Dias desses, ao clicar em um dos sites, uma noticia se destacava das demais. Referia-se a uma festa de aniversário de um figurão. Figurão que tem bom trânsito entre empresários e agentes públicos e políticos, acostumado à etiqueta dos poderes, assíduo frequentador de salões dos palácios. Nada lhe servia de óbice. Tudo parecia estar sempre ao alcance de suas mãos. Não era, portanto, de se estranhar que se fechasse a rua, a quadra, bem no coração do bairro nobre. Todo tomado de gente grã-fina. O motorista do circular teve que dar uma volta, cortar ruelas e alcançar um atalho para concluir o seu itinerário. Itinerário mudado por causa da festa de aniversário.
Fiscais da prefeitura fizeram vistas grossas, e a polícia, fez-se de desentendida. Não ligou para o amontoado de pessoas, a despeito da recomendação sanitária, do apelo para que se evitasse a aglomeração. Os convidados vararam a noite. Desafiaram o perigo, sem darem bola para o vírus, cuja presença deixou milhares de infectados, e tirou a vida de outros tantos. E foi, exatamente, isso que chamou mais a atenção de Luiz, boquiaberto diante do que via e lia na telinha de seu notebook. Ele que se refugiou e transformou o próprio apartamento em autoexílio. Raramente deixava seus aposentos, sempre de máscara e de álcool-gel. Seus amigos debochavam dele, mesmo assim continuava entrincheirado, sem, contudo, desconectar-se daqueles.
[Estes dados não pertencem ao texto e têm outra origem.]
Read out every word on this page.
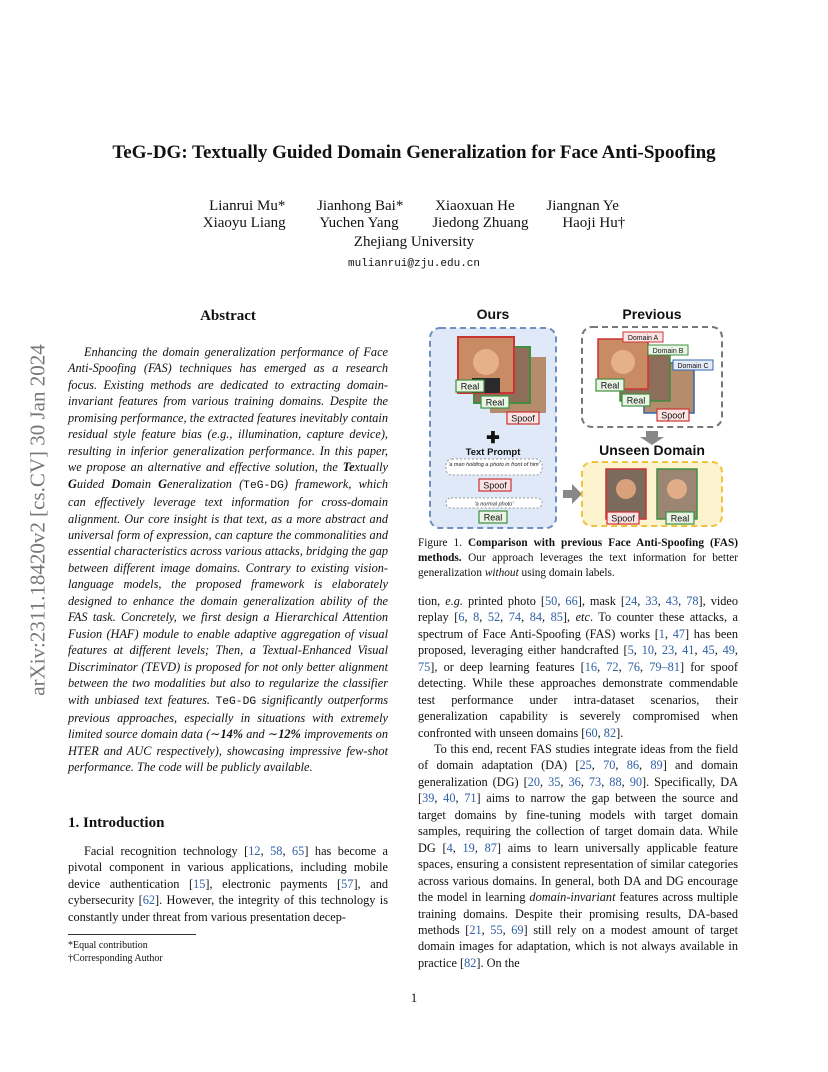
TeG-DG: Textually Guided Domain Generalization for Face Anti-Spoofing
Lianrui Mu* Jianhong Bai* Xiaoxuan He Jiangnan Ye
Xiaoyu Liang Yuchen Yang Jiedong Zhuang Haoji Hu†
Zhejiang University
mulianrui@zju.edu.cn
arXiv:2311.18420v2 [cs.CV] 30 Jan 2024
Abstract
Enhancing the domain generalization performance of Face Anti-Spoofing (FAS) techniques has emerged as a research focus. Existing methods are dedicated to extracting domain-invariant features from various training domains. Despite the promising performance, the extracted features inevitably contain residual style feature bias (e.g., illumination, capture device), resulting in inferior generalization performance. In this paper, we propose an alternative and effective solution, the Textually Guided Domain Generalization (TeG-DG) framework, which can effectively leverage text information for cross-domain alignment. Our core insight is that text, as a more abstract and universal form of expression, can capture the commonalities and essential characteristics across various attacks, bridging the gap between different image domains. Contrary to existing vision-language models, the proposed framework is elaborately designed to enhance the domain generalization ability of the FAS task. Concretely, we first design a Hierarchical Attention Fusion (HAF) module to enable adaptive aggregation of visual features at different levels; Then, a Textual-Enhanced Visual Discriminator (TEVD) is proposed for not only better alignment between the two modalities but also to regularize the classifier with unbiased text features. TeG-DG significantly outperforms previous approaches, especially in situations with extremely limited source domain data (∼14% and ∼12% improvements on HTER and AUC respectively), showcasing impressive few-shot performance. The code will be publicly available.
1. Introduction
Facial recognition technology [12, 58, 65] has become a pivotal component in various applications, including mobile device authentication [15], electronic payments [57], and cybersecurity [62]. However, the integrity of this technology is constantly under threat from various presentation decep-
*Equal contribution
†Corresponding Author
Ours
Real
Real
Spoof
✚
Text Prompt
'a man holding a photo in front of him'
Spoof
'a normal photo'
Real
Previous
Domain A
Domain B
Domain C
Real
Real
Spoof
Unseen Domain
Spoof	Real
Figure 1. Comparison with previous Face Anti-Spoofing (FAS) methods. Our approach leverages the text information for better generalization without using domain labels.
tion, e.g. printed photo [50, 66], mask [24, 33, 43, 78], video replay [6, 8, 52, 74, 84, 85], etc. To counter these attacks, a spectrum of Face Anti-Spoofing (FAS) works [1, 47] has been proposed, leveraging either handcrafted [5, 10, 23, 41, 45, 49, 75], or deep learning features [16, 72, 76, 79–81] for spoof detecting. While these approaches demonstrate commendable test performance under intra-dataset scenarios, their generalization capability is severely compromised when confronted with unseen domains [60, 82].
To this end, recent FAS studies integrate ideas from the field of domain adaptation (DA) [25, 70, 86, 89] and domain generalization (DG) [20, 35, 36, 73, 88, 90]. Specifically, DA [39, 40, 71] aims to narrow the gap between the source and target domains by fine-tuning models with target domain samples, requiring the collection of target domain data. While DG [4, 19, 87] aims to learn universally applicable feature spaces, ensuring a consistent representation of similar categories across various domains. In general, both DA and DG encourage the model in learning domain-invariant features across multiple training domains. Despite their promising results, DA-based methods [21, 55, 69] still rely on a modest amount of target domain images for adaptation, which is not always available in practice [82]. On the
1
Por meio do celular, via whatsapp, conversava, ria e discutia. Uma de suas discussões iniciou-se justamente por conta das regalias de pouquíssimos, com as bênçãos do Estado, que era, e é tido como uma enorme vaca, cujas tetas alimentavam as mesmas pessoas, já a um tempão. Gerações e mais gerações de iguais famílias. Gente de QI elevado, artistas da carteirada e beneficiados sempre das subvenções governamentais, sem que se sintam obrigados à contrapartida.
A menos que se esteja em época de eleição, ainda que seja proibida a doação por parte de empresas, não a que sai do bolso da pessoa física, mesmo entremuros de grandes magazines, conforme denuncias de 2018 que pararam nas delegacias do trabalho, ainda hoje não apuradas (estranho!), ou de envios em massas de mensagens pelas redes sociais. Isso explica os gastos de uma porção de candidatos, mesmo acima do permitido, pois, debaixo dos panos, no dizer de uma velha canção, nada é de todo impedido. Embora um ou outro tenha sido punido, cassado a candidatura.
Mas, infelizmente, muitos e muitos se safam, ainda que denunciados ou não. E são justamente esses, juntados a outros, que também se fazem passar por “novos”, defensores da “nova política”, combativos da “velha política”. A “velha” se fazendo de “nova”, incorporada, com igual vestimenta, tática e comportamento. A mesma história do candidato, na década de 1960, que se fizera passar por “novo” tão somente porque era marinheiro de primeira viagem nas disputas, era jovem e usava sapatos sem meias. Seu discurso pegou. Foi vencedor. Outros, tempos depois, se apresentaram com igual “script” e roteiro, e saíram vitoriosos. Também há os que não eram tão jovens assim, e se fizeram de “novo”, apesar de décadas no jogo político-eleitoral.
Nestes e naqueles casos, o eleitorado comprou “gato por lebre”. Curiosamente não se importou, ou finge não se importar, mesmo tendo um “produto” (o candidato eleito) “falsificado” ou de “segunda mão”. Este, em 2020, se associa a um segundo, a outro, mais e mais, e, assim, forma uma confraria de “produtos” de qualidade inferior, ou que não realiza aquilo que prometeu.
A promessa é o conteúdo do marketing, assim como também o é a meia verdade. Meia verdade não é outra coisa senão uma mentira por inteira. Afinal, a verdade nunca foi protagonista da política. Por isso, e não sem razão, o discurso político é o lugar do jogo de máscaras, com as imagens que os políticos constroem para parecerem fidedignos, estratégia discursiva de persuasão. Era sobre isso que Luiz matutava, prendia-se lá com seus botões, pois a ausência da Internet o tinha tirado do ar. É isto.
Lourembergue Alves é professor universitário e analista político.